Saturday, September 11, 2010

Family Questions Cause Of Death

Body Found In Pond
Former Belmont County Deputy Sheriff Chip Williams is the last man known to have seen Justin Hughes alive.
Driving along Belmont County 10, between Barton and Crescent at 1:53 a.m. on March 13, 1994, Williams spotted Hughes walking along the roadway. The 16-year-old told the deputy he was out for a walk after having a fight with his girlfriend.
Williams noted in his incident report that, after a brief conversation with the youth,  he received a radio call asking for backup at a fabric store near the Ohio Valley Mall. The deputy said he responded to the radio call after Hughes declined an offer for a ride. Williams left the youth where he had found him.
At 7:30 p.m. on the same day, Lester Hughes filed a missing person report on his son. When last seen, Justin was wearing a black leather jacket, blue jeans and white sneakers.
His body was found seven weeks later on April 29 in a farm pond near Crescent.
Based upon an autopsy report by former Coroner Manuel Villaverde, then-Sheriff Tom McCort ruled the death as accidental. The family vehemently disagreed and the case remains one of the most controversial in the county.
Mrs. Hughes has her own idea of what happened.
"I believe my son was murdered," she said. "I know he didn't get into that pond by himself."
On the day before he went missing, Justin helped his mother, Mary, clean walls in their Brookside home in preparation for painting. He left with a friend at 5 p.m. and called home at 9:30 p.m. to ask if he could spend the night at his friend's house as he had several times previously. Mary approved and told her son to be home by noon the next day to begin painting.
Another friend stopped by the Hughes home at 10:30 p.m. and asked for Justin. Mrs. Hughes told the visitor Justin was spending the night with the other friend. All three boys were said to have been out in the same car at 11:30 p.m. They drove to Barton where the driver said he had to stop at home for gas money. Justin asked to be dropped off at a nearby business to use the restroom and buy a can of pop. His friends claimed they never saw him again. Deputy Williams is the next person known to have seen Justin.
As noon had came and passed the next day, Mrs. Hughes began wondering about her son but she did not suspect anything out of the ordinary.
"Kids get to running around and they forget about time," she later told a reporter.
Disturbing news came when the friend called Mrs. Hughes and said Justin had not spent the night at his house. The call prompted Lester Hughes to file the missing persons report.
An exhaustive search effort, headed by former Belmont County Emergency Services Dick Quinlin, included members of local fire departments, the Ohio Valley Dive and Rescue Team, the Northern Ohio Valley Area Search and Rescue Team, Ohio State Highway Patrol helicopters equipped with heat seeking devices to detect persons on the ground and search dogs.

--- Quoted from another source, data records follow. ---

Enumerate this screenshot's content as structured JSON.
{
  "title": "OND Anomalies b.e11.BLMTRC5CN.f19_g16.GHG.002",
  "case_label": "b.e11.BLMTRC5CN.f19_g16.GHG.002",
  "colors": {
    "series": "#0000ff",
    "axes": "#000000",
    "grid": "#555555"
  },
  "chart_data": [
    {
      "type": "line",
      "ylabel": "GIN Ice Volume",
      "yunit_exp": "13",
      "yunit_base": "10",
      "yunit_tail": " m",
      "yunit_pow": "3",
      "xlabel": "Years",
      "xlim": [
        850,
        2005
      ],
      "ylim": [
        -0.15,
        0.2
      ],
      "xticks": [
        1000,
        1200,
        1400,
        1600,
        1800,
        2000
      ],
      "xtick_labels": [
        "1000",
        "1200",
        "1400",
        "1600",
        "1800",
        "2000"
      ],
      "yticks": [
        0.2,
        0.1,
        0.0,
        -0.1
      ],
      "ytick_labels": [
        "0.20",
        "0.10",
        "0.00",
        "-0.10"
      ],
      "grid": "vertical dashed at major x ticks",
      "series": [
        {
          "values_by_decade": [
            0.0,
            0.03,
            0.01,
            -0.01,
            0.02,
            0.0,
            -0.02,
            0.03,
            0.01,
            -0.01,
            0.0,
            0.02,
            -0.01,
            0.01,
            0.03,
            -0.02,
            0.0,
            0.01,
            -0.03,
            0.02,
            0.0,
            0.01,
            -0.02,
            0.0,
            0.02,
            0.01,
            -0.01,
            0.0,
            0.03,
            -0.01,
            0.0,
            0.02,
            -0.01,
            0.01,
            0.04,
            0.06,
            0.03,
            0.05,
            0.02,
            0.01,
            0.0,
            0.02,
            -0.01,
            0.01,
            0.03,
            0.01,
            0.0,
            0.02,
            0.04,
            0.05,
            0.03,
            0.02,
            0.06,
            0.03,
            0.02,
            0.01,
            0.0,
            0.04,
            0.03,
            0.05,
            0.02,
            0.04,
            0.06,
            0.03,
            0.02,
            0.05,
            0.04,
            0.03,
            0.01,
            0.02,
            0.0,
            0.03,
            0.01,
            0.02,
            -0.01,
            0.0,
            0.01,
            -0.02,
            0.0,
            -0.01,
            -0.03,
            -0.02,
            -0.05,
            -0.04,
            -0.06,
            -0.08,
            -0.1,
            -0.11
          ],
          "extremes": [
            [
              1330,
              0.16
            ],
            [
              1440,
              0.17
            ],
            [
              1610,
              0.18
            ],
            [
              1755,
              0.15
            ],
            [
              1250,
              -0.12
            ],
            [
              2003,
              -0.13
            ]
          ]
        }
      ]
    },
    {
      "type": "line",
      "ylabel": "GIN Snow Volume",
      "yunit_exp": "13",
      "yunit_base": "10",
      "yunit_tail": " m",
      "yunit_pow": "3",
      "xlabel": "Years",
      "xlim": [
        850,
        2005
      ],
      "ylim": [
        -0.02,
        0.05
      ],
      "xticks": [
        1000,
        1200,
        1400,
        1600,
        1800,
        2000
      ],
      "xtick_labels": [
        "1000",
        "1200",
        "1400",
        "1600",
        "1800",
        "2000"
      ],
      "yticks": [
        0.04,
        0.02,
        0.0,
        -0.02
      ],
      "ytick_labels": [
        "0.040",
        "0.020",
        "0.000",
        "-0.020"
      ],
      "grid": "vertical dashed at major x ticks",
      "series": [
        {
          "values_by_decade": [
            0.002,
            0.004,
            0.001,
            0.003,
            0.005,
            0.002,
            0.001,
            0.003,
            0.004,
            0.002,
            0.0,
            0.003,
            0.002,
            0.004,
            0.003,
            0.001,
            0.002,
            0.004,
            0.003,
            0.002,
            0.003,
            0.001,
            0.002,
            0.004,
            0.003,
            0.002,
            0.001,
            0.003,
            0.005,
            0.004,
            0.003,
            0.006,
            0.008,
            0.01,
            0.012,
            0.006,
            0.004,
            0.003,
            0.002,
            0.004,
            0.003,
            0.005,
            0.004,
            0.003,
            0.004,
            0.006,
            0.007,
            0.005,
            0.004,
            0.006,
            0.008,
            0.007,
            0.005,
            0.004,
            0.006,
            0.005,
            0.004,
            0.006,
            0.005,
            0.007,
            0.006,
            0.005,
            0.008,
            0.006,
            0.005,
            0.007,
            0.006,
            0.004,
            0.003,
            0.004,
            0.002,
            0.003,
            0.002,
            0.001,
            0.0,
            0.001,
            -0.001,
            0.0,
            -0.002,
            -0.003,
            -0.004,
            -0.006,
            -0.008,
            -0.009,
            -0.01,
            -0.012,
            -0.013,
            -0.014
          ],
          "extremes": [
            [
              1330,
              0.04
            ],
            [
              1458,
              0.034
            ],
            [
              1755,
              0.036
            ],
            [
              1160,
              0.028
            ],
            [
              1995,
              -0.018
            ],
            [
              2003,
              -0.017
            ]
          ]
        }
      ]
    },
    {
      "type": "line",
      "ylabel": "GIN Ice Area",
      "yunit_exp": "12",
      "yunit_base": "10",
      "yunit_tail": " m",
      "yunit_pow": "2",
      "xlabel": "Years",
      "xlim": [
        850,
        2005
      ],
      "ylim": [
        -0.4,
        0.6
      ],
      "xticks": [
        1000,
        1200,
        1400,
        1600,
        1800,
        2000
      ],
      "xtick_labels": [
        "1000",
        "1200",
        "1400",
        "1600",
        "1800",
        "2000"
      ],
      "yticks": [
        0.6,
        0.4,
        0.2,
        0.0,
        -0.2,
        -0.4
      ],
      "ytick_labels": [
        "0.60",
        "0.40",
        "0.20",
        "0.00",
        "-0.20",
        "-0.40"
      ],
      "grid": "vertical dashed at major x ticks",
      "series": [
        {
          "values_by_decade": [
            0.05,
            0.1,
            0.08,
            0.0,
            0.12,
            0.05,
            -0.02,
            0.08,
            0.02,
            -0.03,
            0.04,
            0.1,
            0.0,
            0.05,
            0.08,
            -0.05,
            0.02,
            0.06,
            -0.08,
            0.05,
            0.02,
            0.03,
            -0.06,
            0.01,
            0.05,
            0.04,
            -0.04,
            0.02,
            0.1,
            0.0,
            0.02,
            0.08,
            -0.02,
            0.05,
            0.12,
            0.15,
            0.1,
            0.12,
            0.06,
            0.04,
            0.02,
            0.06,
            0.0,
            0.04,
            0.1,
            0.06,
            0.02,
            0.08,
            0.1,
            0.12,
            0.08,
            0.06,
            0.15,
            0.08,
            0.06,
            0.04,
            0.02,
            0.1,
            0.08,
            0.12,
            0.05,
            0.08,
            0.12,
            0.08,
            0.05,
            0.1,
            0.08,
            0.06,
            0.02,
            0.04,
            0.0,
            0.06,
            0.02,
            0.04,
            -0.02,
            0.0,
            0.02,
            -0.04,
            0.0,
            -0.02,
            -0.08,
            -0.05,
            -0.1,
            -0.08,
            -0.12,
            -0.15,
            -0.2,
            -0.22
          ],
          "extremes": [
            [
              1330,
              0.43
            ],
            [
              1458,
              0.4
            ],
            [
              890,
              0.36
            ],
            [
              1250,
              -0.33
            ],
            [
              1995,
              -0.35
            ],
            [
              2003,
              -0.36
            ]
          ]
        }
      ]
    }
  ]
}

Divers checked Wheeling Creek through Barton and several local ponds. The OSP aerial search covered the Barton area up to and including the pond near Ayers Road and Wheeling Creek from Barton to Bridgeport. Quinlin called the search off after he determined all possibilities had been explored.
Ironically,  divers had not searched the the pond from which Justin's body was recovered. It is located near Crescent several hundred yards up a hill from where Williams had encountered Justin on Belmont County 10.
McCort said "the pond is at the base of an old railroad bed and train track. The lady of the house thought she had seen a goose (floating in the pond) and she had her husband look through binoculars, and he found the body."
He said he ruled the death as accidental after the autopsy and investigation revealed no foul play.
Members of the Hughes family heavily criticized McCort after news reports quoted him as saying Justin had a history of being a runaway.
"The sheriff's department has painted my brother as being a juvenile delinquent and that is not the case," Justin's sister, Corena Mitchell.
Family members question why a deputy sheriff (Williams) would leave a 16-year-old boy along a rural county road at 1:53 a.m.
McCort said Williams had no reason to place Justin in the cruiser.
"If the officer had put the boy in the back of his car he would have detained him, which is a violation of his civil rights," he said.
Ohio Bureau of Criminal Investigation and Identification agents also looked into the case. They collected physical evidence and conducted several interviews involving the death. That probe produced no resolution.
Family members took the case to a national television stage in 1996 when they appeared on the Montel Williams Show with well-known psychic Sylvia Brown, who had a track record of helping law enforcement agencies find missing persons and suspects in unsolved crimes. Brown examined clothing and other personal items which had belonged to Justin.
As the questions and controversy continue, it is necessary to show authorities probable cause as to why the cause of death should be changed from accidental drowning to questionable death.